According to Northeastern Ph.D. student Evangelos Bitsikas, a recently identified text messaging vulnerability could allow hackers to track your devise. His research team discovered the issue by using data obtained from the rather archaic SMS system, which has been the basis for texting on mobile phones since the early 1990s, in combination with a sophisticated machine-learning algorithm. His work is accessible on the arXiv pre-print server.

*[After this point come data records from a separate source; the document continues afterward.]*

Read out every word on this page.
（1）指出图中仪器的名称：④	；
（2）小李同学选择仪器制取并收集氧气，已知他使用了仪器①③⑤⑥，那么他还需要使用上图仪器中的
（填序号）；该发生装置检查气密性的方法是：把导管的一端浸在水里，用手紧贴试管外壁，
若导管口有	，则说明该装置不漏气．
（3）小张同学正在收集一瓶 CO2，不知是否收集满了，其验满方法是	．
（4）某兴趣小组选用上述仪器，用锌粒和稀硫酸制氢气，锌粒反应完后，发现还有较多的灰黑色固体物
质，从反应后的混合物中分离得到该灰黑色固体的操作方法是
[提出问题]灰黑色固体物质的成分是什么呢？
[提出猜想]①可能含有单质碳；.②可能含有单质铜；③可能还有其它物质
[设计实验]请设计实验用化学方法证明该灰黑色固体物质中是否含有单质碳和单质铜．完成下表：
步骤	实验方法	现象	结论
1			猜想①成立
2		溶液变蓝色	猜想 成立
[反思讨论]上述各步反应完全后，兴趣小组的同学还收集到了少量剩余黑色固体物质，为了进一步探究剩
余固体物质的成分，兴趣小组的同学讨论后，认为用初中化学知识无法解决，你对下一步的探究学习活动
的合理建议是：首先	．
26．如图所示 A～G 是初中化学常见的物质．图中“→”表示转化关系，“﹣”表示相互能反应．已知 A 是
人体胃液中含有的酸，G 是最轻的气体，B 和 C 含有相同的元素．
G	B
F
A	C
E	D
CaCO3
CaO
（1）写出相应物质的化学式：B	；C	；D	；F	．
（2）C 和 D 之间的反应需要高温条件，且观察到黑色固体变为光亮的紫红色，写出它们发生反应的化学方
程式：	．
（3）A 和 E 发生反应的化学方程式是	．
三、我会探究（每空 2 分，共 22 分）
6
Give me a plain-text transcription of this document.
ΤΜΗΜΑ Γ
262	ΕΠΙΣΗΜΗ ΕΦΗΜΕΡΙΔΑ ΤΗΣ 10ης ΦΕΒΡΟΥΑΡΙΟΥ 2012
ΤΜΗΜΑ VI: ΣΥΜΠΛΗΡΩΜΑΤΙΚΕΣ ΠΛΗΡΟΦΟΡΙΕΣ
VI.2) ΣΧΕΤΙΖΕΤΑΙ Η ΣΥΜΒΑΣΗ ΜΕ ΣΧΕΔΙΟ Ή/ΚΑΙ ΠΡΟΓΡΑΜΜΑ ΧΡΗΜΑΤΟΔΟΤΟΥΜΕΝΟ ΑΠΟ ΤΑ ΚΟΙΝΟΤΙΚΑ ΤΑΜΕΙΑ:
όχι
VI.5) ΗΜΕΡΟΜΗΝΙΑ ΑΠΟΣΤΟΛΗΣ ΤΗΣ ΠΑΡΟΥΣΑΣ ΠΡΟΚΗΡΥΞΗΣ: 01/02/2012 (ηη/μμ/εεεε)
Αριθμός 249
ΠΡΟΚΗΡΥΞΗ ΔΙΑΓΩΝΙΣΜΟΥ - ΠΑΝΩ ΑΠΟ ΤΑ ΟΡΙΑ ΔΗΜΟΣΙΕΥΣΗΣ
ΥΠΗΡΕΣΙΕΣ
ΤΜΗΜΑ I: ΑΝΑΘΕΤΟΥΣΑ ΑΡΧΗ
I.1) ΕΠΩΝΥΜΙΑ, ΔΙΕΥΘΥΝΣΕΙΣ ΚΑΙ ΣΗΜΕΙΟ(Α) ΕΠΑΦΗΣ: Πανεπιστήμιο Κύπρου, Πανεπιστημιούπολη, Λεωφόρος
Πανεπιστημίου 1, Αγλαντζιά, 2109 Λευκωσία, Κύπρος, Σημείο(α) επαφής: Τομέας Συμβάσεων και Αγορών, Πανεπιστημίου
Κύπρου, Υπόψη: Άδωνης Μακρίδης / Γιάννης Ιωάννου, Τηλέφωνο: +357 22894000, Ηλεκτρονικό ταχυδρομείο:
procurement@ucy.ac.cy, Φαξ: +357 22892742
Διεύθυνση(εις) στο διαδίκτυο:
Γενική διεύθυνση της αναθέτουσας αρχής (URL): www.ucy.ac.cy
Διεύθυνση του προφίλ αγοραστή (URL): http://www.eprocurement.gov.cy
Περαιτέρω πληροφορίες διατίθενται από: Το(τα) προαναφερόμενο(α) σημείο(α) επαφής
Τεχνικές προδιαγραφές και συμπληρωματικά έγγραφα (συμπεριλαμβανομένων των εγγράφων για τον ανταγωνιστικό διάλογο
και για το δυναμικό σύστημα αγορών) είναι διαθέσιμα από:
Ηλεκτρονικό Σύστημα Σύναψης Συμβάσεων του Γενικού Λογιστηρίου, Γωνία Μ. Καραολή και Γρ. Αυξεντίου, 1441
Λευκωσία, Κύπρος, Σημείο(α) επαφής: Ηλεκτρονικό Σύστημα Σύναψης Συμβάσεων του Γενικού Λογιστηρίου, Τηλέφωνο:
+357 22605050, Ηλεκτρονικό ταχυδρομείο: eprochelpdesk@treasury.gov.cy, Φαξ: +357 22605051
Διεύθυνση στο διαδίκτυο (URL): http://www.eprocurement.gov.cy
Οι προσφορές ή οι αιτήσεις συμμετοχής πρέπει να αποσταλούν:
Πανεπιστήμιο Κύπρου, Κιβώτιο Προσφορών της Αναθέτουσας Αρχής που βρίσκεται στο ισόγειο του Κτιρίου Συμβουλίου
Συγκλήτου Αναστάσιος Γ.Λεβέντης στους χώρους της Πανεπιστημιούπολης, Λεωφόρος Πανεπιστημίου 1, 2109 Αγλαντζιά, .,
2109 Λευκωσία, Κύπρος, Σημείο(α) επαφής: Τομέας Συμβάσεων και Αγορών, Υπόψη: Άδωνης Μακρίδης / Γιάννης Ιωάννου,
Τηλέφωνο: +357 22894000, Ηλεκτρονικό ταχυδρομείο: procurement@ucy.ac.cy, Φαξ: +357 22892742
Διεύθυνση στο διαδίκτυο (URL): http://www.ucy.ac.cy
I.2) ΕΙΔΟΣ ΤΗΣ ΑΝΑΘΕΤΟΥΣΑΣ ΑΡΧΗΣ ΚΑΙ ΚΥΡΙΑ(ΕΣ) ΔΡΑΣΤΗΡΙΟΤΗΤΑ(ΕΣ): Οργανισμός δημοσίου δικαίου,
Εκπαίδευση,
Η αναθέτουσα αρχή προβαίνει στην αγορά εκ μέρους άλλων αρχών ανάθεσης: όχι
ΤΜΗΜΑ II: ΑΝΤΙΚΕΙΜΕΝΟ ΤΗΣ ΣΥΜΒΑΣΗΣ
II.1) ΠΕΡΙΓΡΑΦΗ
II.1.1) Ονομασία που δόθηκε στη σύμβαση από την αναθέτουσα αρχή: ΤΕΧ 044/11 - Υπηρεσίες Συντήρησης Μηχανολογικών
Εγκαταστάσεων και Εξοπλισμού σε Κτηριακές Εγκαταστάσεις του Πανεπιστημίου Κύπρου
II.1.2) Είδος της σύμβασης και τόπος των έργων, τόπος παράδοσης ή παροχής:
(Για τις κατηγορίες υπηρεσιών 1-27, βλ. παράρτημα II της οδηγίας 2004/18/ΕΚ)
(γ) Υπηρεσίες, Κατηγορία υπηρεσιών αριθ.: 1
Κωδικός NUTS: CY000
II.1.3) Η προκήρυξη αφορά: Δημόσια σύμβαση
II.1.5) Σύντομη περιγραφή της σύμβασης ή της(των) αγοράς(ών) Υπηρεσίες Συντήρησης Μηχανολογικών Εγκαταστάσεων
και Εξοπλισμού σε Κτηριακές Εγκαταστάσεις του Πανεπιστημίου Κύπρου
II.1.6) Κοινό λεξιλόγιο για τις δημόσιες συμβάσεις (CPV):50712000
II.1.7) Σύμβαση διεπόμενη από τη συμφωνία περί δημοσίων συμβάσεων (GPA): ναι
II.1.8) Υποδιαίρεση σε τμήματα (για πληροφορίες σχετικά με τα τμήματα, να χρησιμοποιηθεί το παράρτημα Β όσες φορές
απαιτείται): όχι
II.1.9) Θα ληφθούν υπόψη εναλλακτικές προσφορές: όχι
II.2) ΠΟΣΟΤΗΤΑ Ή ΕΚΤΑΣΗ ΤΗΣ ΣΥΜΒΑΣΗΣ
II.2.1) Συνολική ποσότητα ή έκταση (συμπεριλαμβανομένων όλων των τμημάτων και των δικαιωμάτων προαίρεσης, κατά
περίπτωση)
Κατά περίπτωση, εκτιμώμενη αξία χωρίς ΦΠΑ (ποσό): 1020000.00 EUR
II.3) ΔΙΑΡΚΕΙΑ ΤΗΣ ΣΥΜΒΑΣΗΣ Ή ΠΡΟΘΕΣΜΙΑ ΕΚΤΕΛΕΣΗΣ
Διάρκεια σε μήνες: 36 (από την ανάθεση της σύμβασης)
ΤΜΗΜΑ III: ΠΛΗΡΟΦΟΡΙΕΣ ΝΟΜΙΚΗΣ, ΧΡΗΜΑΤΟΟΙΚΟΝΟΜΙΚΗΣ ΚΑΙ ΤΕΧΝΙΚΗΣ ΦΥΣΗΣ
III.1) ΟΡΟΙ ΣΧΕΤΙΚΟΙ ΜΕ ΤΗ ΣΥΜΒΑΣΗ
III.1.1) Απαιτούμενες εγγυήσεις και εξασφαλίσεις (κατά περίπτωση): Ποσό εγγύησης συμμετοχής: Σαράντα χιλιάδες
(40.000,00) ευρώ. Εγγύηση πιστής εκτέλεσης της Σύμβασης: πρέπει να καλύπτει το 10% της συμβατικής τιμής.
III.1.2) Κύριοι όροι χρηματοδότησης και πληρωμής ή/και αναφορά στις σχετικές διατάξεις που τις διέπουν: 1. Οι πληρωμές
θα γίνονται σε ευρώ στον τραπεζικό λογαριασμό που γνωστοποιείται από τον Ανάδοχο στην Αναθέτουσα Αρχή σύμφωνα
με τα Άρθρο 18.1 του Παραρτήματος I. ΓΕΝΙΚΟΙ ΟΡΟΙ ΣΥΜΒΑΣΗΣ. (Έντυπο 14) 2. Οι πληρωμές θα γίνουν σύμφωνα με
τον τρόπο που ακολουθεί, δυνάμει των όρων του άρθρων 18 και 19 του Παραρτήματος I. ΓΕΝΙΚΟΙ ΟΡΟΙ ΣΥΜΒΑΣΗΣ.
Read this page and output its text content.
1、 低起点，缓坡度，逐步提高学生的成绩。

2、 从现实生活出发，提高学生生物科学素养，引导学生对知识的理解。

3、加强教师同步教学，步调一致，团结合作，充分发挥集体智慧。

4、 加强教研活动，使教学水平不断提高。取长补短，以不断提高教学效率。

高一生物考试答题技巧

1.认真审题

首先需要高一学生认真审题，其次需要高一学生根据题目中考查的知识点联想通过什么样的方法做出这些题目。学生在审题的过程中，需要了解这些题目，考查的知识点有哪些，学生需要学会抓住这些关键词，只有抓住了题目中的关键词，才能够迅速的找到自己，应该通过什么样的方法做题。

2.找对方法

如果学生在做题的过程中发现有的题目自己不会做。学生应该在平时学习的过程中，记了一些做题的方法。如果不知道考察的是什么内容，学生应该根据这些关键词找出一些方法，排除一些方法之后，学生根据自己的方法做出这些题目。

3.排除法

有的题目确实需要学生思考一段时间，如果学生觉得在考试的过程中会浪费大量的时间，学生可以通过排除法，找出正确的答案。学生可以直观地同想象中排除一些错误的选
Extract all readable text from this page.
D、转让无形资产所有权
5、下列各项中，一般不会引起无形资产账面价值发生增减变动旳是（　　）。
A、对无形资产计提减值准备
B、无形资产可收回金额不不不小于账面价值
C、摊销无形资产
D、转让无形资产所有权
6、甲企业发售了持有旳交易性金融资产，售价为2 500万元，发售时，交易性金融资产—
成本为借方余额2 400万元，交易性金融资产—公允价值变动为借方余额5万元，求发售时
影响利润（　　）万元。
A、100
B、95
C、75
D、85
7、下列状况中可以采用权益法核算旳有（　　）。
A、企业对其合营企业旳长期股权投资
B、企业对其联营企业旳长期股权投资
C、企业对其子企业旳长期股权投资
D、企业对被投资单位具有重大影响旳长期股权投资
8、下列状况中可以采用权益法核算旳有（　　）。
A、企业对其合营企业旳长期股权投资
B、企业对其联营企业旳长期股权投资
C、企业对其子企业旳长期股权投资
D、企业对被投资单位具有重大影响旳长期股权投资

Bitsikas will publicly submit his findings at the 32nd USENIX Security Symposium in Anaheim, California. “Just by knowing the phone number of the user victim, and having normal network access, you can locate that victim,” he says. “Eventually, this results in tracking the user to various places around the world.” Bitsikas claims that SMS security has barely changed since it was first developed for 2G systems three decades ago. Your phone automatically notifies the sender of a text message when it is transmitted to you; it is effectively a receipt of delivery.
A hacker could send several text messages to your phone using Bitsikas’ technique. Regardless of whether your communications are encrypted, the hacker could triangulate your location based on the timing of your automated delivery replies.Your position can be determined by the timing of each automated delivery notice that your phone sends. Before Bitsikas’ team utilized machine learning to create an algorithm capable of detecting them, those fingerprints weren’t a concern.
According to Bitsikas, a cybersecurity Ph.D. candidate, “Once the machine-learning model is established, then the attacker is ready to send a few SMS messages.” The machine-learning model receives the results and responds with the anticipated location.